Yeah, it is, but there's also a lot more to being a SRE than this book. This book more or less tells you how to stand up a reliability program, what it doesn't really indicate is what SREs do. A lot of people I meet think SRE is just the new title for "operator" which can't be farther from the truth. Whether you're doing an embedding model, like is referenced in the book, or you have a central org - both are made up of software and systems software engineers that are focused on performance and reliability. They build software, do analysis, and write policy that improve the bottom line reliability of the organization.
Not an SRE, but I think the main contribution from this book was to popularize terminology of operations (eg SLAs) and to give an opinionated perspective on how to handle operations at scale.
More practically, I don’t think the book is as useful, as it generally only makes sense when you reach a certain scale that few organizations ever do (imo).
However, we are heading into a future where computing will be everywhere and sensors in everything so in maybe a decade even the “smallest” of organizations may be responsible for large scale distributed systems and operating that would require concepts that are provided in the book.

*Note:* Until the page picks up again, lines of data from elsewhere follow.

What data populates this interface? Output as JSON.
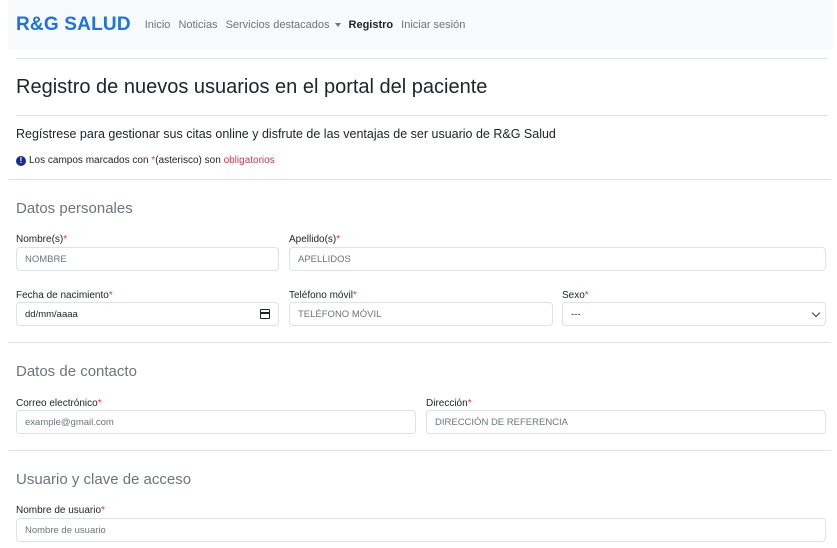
{
  "navbar": {
    "brand": "R&G SALUD",
    "links": [
      {
        "label": "Inicio",
        "active": false
      },
      {
        "label": "Noticias",
        "active": false
      },
      {
        "label": "Servicios destacados",
        "active": false,
        "dropdown": true
      },
      {
        "label": "Registro",
        "active": true
      },
      {
        "label": "Iniciar sesión",
        "active": false
      }
    ]
  },
  "page": {
    "title": "Registro de nuevos usuarios en el portal del paciente",
    "lead": "Regístrese para gestionar sus citas online y disfrute de las ventajas de ser usuario de R&G Salud",
    "note_prefix": "Los campos marcados con ",
    "note_asterisk": "*",
    "note_middle": "(asterisco) son ",
    "note_required": "obligatorios",
    "note_icon": "!"
  },
  "sections": {
    "personal": {
      "title": "Datos personales",
      "nombre": {
        "label": "Nombre(s)",
        "placeholder": "NOMBRE"
      },
      "apellidos": {
        "label": "Apellido(s)",
        "placeholder": "APELLIDOS"
      },
      "fecha": {
        "label": "Fecha de nacimiento",
        "value": "dd/mm/aaaa"
      },
      "telefono": {
        "label": "Teléfono móvil",
        "placeholder": "TELÉFONO MÓVIL"
      },
      "sexo": {
        "label": "Sexo",
        "value": "---"
      }
    },
    "contact": {
      "title": "Datos de contacto",
      "correo": {
        "label": "Correo electrónico",
        "placeholder": "example@gmail.com"
      },
      "direccion": {
        "label": "Dirección",
        "placeholder": "DIRECCIÓN DE REFERENCIA"
      }
    },
    "account": {
      "title": "Usuario y clave de acceso",
      "usuario": {
        "label": "Nombre de usuario",
        "placeholder": "Nombre de usuario"
      }
    }
  },
  "required_mark": "*",
  "colors": {
    "brand": "#1a73e8",
    "required": "#dc3545",
    "navbar_bg": "#f8f9fa",
    "section_title": "#6c757d"
  }
}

As a non Googler myself, it still is if you want to know how to set up an SRE team and introduce SRE (ie good sysadmin, for lack of a better word) best practices. The focus on actual indicators such as SLI and SLO, the importance of reducing "toil" (boring repetitive tasks) and automating,... these are all valid concerns.
yes, but not as a checklist of things you have to do, instead it's a valuable discussion of lots of problems and how they were solved in specific circumstances.
The front half is for introducing ideas. The back chapters where never that great IMHO. They get both too in the weeds and at the same time missing actionable advice.